Reparando bem nas letras miúdas destes "sites", descobre-se que muitos são financiados por empresas. O lacinho rosa que se tornou sinónimo da luta conta o cancro da mama, por exemplo, foi inventado pela empresa de cosméticos Estée Lauder.
A multinacional farmacêutica Astra-Zeneca, que fabrica uma das drogas mais usadas contra o cancro da mama, lançou nos EUA a ideia de transformar Outubro no Mês de Alerta para o Cancro da Mama. A iniciativa acabou por ser copiada pelo Reino Unido e coincide com outras noutros países, como a Semana Europeia Contra o Cancro (no início daquele mês) e até o Dia Nacional Contra o Cancro da Mama em Portugal (31 de Outubro).
Há muitas empresas que se destacam pela simpatia pelo cancro da mama, diz Ehrenreich: "É possível 'fazer compras para a cura' durante uma semana em que a Saks doa dois por cento do valor das vendas para um fundo contra o cancro da mama; 'usar ganga para a cura', no Dia Nacional da Ganga Lee, quando pode ir de 'jeans' para o emprego se der um donativo de cinco dólares", relata.

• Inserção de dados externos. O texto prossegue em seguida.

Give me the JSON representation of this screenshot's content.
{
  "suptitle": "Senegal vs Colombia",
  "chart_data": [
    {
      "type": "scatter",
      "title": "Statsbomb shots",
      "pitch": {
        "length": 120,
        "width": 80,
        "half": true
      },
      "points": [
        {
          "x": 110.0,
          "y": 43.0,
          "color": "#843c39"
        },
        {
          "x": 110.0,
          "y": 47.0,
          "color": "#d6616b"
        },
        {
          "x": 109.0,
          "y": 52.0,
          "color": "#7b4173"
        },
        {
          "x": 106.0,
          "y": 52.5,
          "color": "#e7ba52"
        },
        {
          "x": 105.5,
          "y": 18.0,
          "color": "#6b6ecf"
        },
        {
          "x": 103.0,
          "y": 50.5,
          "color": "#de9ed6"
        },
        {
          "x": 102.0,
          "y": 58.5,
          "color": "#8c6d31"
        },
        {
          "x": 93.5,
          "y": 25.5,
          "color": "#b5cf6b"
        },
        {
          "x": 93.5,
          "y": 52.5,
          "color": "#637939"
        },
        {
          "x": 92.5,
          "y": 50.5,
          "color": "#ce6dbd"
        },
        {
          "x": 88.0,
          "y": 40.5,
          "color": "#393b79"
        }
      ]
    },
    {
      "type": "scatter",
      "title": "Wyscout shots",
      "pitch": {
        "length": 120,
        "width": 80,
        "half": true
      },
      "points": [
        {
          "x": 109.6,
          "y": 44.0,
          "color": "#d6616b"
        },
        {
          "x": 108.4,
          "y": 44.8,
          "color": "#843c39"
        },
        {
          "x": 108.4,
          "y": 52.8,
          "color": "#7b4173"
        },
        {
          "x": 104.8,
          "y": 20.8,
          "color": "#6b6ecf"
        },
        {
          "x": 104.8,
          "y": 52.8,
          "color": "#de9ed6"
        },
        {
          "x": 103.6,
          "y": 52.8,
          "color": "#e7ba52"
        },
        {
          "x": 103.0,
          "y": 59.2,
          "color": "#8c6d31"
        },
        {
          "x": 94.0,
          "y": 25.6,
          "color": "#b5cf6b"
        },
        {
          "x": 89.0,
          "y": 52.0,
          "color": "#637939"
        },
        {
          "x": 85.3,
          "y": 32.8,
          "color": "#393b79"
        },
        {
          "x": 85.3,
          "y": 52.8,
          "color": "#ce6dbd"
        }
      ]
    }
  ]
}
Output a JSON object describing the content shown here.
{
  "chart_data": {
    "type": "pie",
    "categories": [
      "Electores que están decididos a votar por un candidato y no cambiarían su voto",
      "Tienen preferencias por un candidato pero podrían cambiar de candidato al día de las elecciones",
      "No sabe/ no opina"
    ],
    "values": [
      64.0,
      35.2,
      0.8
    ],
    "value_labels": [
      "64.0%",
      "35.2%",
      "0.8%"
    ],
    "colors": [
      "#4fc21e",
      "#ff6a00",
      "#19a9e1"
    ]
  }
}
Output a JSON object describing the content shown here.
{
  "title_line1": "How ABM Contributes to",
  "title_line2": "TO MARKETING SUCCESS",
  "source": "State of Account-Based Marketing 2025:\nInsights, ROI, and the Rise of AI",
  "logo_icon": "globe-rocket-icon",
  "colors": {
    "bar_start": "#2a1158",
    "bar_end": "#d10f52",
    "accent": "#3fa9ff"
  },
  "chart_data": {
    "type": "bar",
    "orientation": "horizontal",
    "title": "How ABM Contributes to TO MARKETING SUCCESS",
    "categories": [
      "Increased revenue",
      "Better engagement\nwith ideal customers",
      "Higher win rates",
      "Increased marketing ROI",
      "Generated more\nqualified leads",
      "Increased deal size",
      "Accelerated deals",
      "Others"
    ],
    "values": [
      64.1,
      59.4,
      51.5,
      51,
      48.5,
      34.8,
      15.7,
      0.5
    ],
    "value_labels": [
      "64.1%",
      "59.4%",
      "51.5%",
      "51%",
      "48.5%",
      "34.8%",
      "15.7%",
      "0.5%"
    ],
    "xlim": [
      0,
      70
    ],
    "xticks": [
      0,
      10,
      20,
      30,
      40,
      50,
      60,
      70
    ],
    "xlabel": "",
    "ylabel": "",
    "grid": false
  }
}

"Há 2,2 milhões de mulheres que estão a passar por distintas fases do cancro da mama que, juntamente com a sua família, constituem um mercado significativo para tudo o que tenha que ver com o cancro da mama", afirma Ehrenreich. A indústria ligada ao cancro da mama movimenta anualmente entre 12 mil e 16 mil milhões de dólares (valor semelhante em euros), diz a jornalista, incluindo no lote cirurgias, quimioterapias, mamografias, centros de radioterapia e medicamentos.
No entanto, o que mais afligiu Barbara Ehrenreich ao ser-lhe diagnosticado cancro da mama e ser inserida no sistema de apoio semi-oficial foi descobrir que as mulheres são reduzidas a um infantilismo insultuoso.
Para além de muitos ursinhos de peluche com lacinhos cor-de-rosa, há exemplos verdadeiramente ridículos. Ehrenreich cita um pacote de informação distribuído pela Fundação Libby Ross, que incluem um creme perfumado para o corpo, um livro de meditação para ajudar a suportar a quimioterapia, uma almofada cor-de-rosa de cetim, pastilhas de mentol, três pulseiras - e um caderno de linhas rosa que pode servir de diário ou para fazer desenhos, juntamente com uma caixa de lápis de cor. "Certamente que homens a quem foi diagnosticado cancro da mama não recebem carrinhos de brincar de presente", diz, ácida, Barbara Ehrenreich.